We aimed to determine whether early public health interventions in 2020 mitigated the association of sociodemographic and clinical risk factors with severe acute respiratory syndrome coronavirus 2 (SARS-CoV-2) infection. We conducted a population-based cohort study of all adults in Ontario, Canada who underwent testing for SARS-CoV-2 through December 31, 2020. The outcome was laboratory-confirmed SARS-CoV-2 infection, determined by reverse transcription polymerase chain reaction testing. Adjusted odds ratios (ORs) were determined for sociodemographic and clinical risk factors before and after the first-wave peak of the pandemic to assess for changes in effect sizes. Among 3,167,753 community-dwelling individuals, 142,814 (4.5%) tested positive.
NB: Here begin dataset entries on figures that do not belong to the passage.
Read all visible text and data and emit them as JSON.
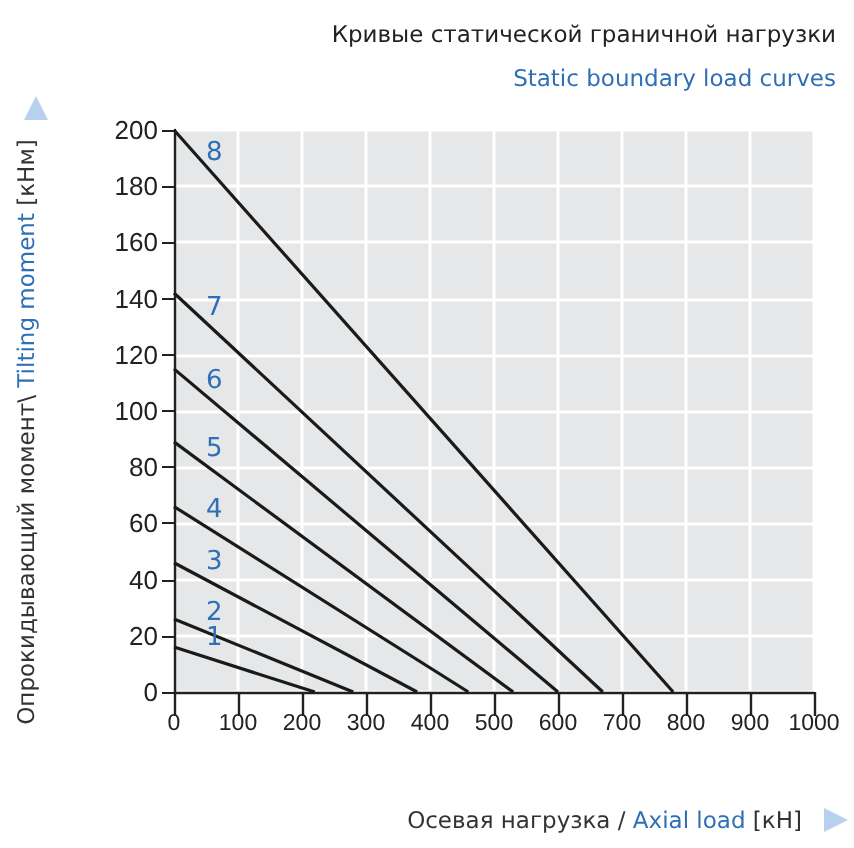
{
  "chart_data": {
    "type": "line",
    "title": "Кривые статической граничной нагрузки",
    "subtitle": "Static boundary load curves",
    "xlabel": "Осевая нагрузка / Axial load [кН]",
    "ylabel": "Опрокидывающий момент\\ Tilting moment [кНм]",
    "xlim": [
      0,
      1000
    ],
    "xticks": [
      0,
      100,
      200,
      300,
      400,
      500,
      600,
      700,
      800,
      900,
      1000
    ],
    "ylim": [
      0,
      200
    ],
    "yticks": [
      0,
      20,
      40,
      60,
      80,
      100,
      120,
      140,
      160,
      180,
      200
    ],
    "grid": true,
    "legend": false,
    "marker": "none",
    "line_style": "solid",
    "series": [
      {
        "name": "1",
        "color": "#1a1a1a",
        "x": [
          0,
          220
        ],
        "values": [
          16,
          0
        ]
      },
      {
        "name": "2",
        "color": "#1a1a1a",
        "x": [
          0,
          280
        ],
        "values": [
          26,
          0
        ]
      },
      {
        "name": "3",
        "color": "#1a1a1a",
        "x": [
          0,
          380
        ],
        "values": [
          46,
          0
        ]
      },
      {
        "name": "4",
        "color": "#1a1a1a",
        "x": [
          0,
          460
        ],
        "values": [
          66,
          0
        ]
      },
      {
        "name": "5",
        "color": "#1a1a1a",
        "x": [
          0,
          530
        ],
        "values": [
          89,
          0
        ]
      },
      {
        "name": "6",
        "color": "#1a1a1a",
        "x": [
          0,
          600
        ],
        "values": [
          115,
          0
        ]
      },
      {
        "name": "7",
        "color": "#1a1a1a",
        "x": [
          0,
          670
        ],
        "values": [
          142,
          0
        ]
      },
      {
        "name": "8",
        "color": "#1a1a1a",
        "x": [
          0,
          780
        ],
        "values": [
          200,
          0
        ]
      }
    ]
  }
}
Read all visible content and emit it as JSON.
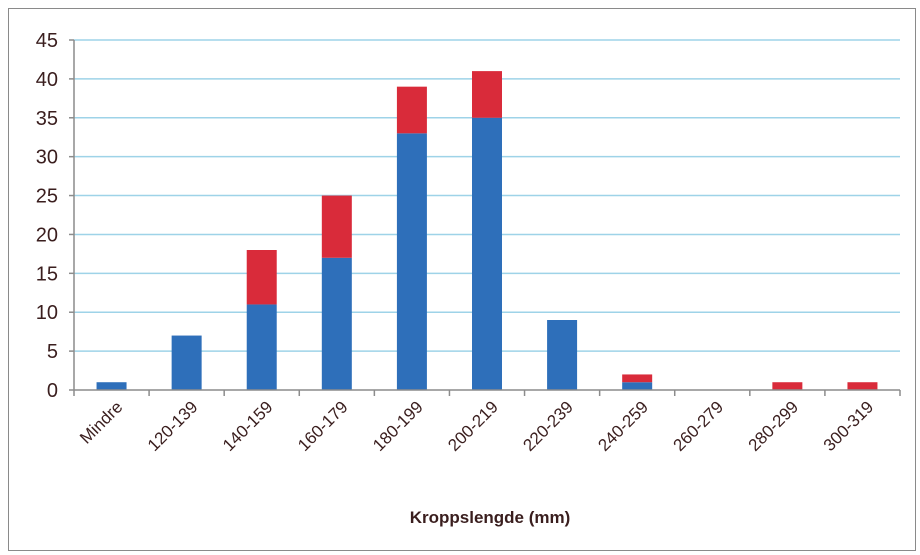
{
  "chart_data": {
    "type": "bar",
    "stacked": true,
    "title": "",
    "xlabel": "Kroppslengde (mm)",
    "ylabel": "",
    "ylim": [
      0,
      45
    ],
    "yticks": [
      0,
      5,
      10,
      15,
      20,
      25,
      30,
      35,
      40,
      45
    ],
    "grid": true,
    "categories": [
      "Mindre",
      "120-139",
      "140-159",
      "160-179",
      "180-199",
      "200-219",
      "220-239",
      "240-259",
      "260-279",
      "280-299",
      "300-319"
    ],
    "series": [
      {
        "values": [
          1,
          7,
          11,
          17,
          33,
          35,
          9,
          1,
          0,
          0,
          0
        ],
        "color": "#2e6fba"
      },
      {
        "values": [
          0,
          0,
          7,
          8,
          6,
          6,
          0,
          1,
          0,
          1,
          1
        ],
        "color": "#d92b3a"
      }
    ]
  }
}
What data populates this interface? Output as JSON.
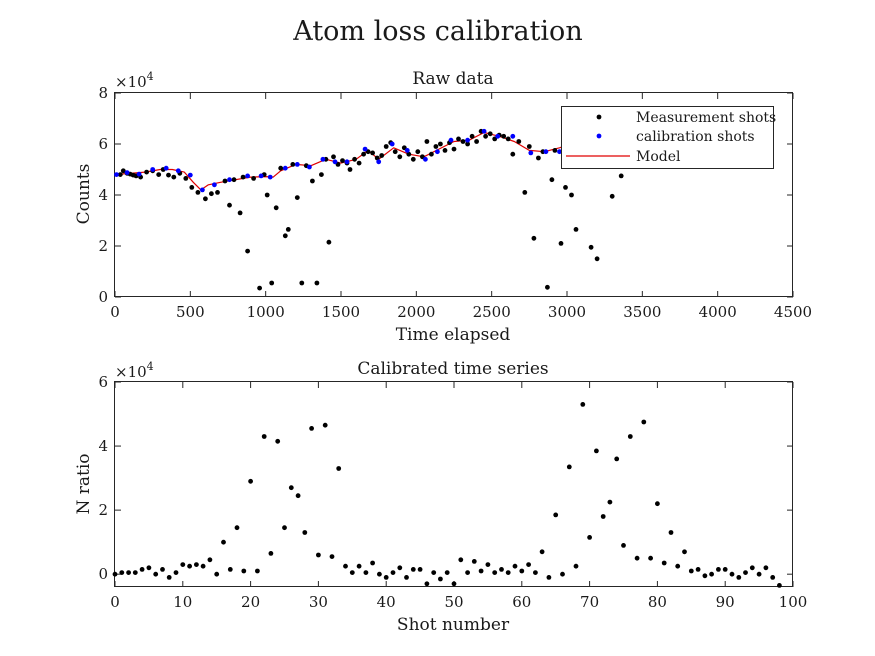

The association between age and SARS-CoV-2 infection risk varied over time (P-interaction < 0.0001). Prior to the first-wave peak, SARS-CoV-2 infection increased with age whereas this association reversed thereafter. Risk factors that persisted included male sex, residing in lower income neighborhoods, residing in more racially/ethnically diverse communities, immigration to Canada, hypertension, and diabetes. While there was a reduction in infection rates after mid-April 2020, there was less impact in regions with higher racial/ethnic diversity. Immediately following the initial peak, individuals living in the most racially/ethnically diverse communities with 2, 3, or ≥ 4 risk factors had ORs of 1.89, 3.07, and 4.73-fold higher for SARS-CoV-2 infection compared to lower risk individuals in their community (all P < 0.0001). In the latter half of 2020, this disparity persisted with corresponding ORs of 1.66, 2.48, and 3.70-fold higher, respectively. In the least racially/ethnically diverse communities, there was little/no gradient in infection rates across risk strata. Further efforts are necessary to reduce the risk of SARS-CoV-2 infection among the highest risk individuals residing in the most racially/ethnically diverse communities.



Udell JA, Behrouzi B, Sivaswamy A, Chu A, Ferreira-Legere LE, Fang J, Goodman SG, Ezekowitz JA, Bainey KR, van Diepen S, Kaul P, McAlister FA, Bogoch II, Jackevicius CA, Abdel-Qadir H, Wijeysundera HC, Ko DT, Austin PC, Lee DS. Sci Rep. 2022; 12:10534. Epub 2022 Jun 24.